Y sin embargo, toda la parafernalia electoral gira en torno a la elección presidencial, evidenciando que en nada nos diferenciamos de los sistemas políticos boliviano y venezolano, sistemas en el que la pleitesía al Tlatoani es más importante que la funcionalidad de un gobierno.
Lo patético no es que nuestros candidatos hayan mostrado por segunda ocasión unas ganas rabiosas de echarse pleito coronadas por una total ausencia de ideas, propuestas y proyectos, todo enmarcado en la repetición hasta el cansancio de las mismas frases; lo patético es que todos los candidatos a diputados y senadores repiten exactamente el mismo discurso que les indica el ídolo de piedra que los dirige.

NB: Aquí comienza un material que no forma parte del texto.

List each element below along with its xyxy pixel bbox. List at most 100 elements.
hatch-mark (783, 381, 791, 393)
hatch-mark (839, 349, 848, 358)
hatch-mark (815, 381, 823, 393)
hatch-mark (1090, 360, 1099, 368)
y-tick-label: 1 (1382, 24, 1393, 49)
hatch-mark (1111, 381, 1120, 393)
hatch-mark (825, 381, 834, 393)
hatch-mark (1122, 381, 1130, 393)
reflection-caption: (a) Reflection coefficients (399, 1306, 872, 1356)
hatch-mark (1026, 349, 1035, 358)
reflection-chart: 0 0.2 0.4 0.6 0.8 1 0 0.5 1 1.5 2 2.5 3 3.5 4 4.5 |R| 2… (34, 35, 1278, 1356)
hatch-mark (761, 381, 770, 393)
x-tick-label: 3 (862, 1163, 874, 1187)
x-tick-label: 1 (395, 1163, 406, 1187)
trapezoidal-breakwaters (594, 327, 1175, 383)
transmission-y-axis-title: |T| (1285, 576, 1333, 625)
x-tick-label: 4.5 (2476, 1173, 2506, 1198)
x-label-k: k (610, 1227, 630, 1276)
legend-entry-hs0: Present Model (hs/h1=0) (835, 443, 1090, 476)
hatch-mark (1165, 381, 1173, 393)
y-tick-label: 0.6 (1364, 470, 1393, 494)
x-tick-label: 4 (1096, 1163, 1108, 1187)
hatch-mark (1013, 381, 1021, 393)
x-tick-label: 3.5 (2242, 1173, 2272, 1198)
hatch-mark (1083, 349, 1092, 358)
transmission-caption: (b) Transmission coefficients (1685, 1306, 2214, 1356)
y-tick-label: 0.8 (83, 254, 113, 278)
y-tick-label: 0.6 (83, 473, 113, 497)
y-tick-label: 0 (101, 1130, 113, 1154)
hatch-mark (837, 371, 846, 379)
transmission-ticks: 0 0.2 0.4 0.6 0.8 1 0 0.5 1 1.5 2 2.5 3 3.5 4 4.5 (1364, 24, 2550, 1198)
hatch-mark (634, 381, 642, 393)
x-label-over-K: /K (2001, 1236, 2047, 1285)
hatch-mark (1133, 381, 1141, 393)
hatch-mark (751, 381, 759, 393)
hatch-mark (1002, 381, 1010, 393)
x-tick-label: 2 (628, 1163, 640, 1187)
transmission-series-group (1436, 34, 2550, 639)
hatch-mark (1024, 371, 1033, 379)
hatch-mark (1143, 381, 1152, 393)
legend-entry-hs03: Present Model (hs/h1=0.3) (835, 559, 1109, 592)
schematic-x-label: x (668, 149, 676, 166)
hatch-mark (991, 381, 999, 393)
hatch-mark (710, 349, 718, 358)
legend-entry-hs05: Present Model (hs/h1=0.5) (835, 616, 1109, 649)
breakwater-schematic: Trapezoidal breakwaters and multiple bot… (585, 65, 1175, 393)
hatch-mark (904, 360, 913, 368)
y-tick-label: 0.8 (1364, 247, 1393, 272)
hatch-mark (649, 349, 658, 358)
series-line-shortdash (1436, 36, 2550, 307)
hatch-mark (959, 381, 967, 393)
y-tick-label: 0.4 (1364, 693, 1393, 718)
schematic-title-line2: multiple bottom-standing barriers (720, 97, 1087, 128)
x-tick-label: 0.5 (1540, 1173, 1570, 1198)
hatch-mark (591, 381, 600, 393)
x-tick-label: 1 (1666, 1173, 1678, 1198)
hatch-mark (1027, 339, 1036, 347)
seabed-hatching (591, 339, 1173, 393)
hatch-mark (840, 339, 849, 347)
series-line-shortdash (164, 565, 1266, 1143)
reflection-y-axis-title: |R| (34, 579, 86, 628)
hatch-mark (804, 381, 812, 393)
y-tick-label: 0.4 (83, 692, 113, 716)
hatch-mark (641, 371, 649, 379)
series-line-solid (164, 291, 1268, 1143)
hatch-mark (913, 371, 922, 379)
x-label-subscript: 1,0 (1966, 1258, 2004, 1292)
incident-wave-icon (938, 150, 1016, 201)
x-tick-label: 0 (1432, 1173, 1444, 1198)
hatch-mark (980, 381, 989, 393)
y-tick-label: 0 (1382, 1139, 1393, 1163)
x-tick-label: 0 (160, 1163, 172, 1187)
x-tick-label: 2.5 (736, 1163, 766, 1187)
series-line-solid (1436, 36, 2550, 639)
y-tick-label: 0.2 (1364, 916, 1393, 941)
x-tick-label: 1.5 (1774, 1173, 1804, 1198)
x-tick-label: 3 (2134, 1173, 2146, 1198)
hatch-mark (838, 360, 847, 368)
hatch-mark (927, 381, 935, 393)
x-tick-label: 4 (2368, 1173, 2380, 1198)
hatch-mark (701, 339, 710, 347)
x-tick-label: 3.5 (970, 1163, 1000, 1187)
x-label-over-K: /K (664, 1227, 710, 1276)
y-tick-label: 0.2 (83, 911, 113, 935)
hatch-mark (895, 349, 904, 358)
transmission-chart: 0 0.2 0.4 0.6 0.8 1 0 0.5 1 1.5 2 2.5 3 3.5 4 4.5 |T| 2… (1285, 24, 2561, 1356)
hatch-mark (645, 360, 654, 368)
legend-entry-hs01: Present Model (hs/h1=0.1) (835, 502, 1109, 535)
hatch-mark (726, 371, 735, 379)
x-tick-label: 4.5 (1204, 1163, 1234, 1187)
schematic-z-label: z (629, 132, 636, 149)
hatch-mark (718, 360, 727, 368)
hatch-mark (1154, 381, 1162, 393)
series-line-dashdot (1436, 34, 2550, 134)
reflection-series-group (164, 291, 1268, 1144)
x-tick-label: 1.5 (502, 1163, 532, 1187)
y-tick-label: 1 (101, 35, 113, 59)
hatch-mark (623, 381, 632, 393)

Así las cosas, algo queda claro: no importa quién de los tres gane, importa cómo echamos a andar un poder legislativo que desde hace muchos años está paralizado y es inservible, cuyos diputados afines al partido del ejecutivo estarán otra vez secuestrados por el presidente, y los de las otras bancadas, rendidos a sus partidos.
Una democracia de oropel, en donde todos presumen valer, pero ninguno se ocupa más que por sacarse a sí mismo brillo.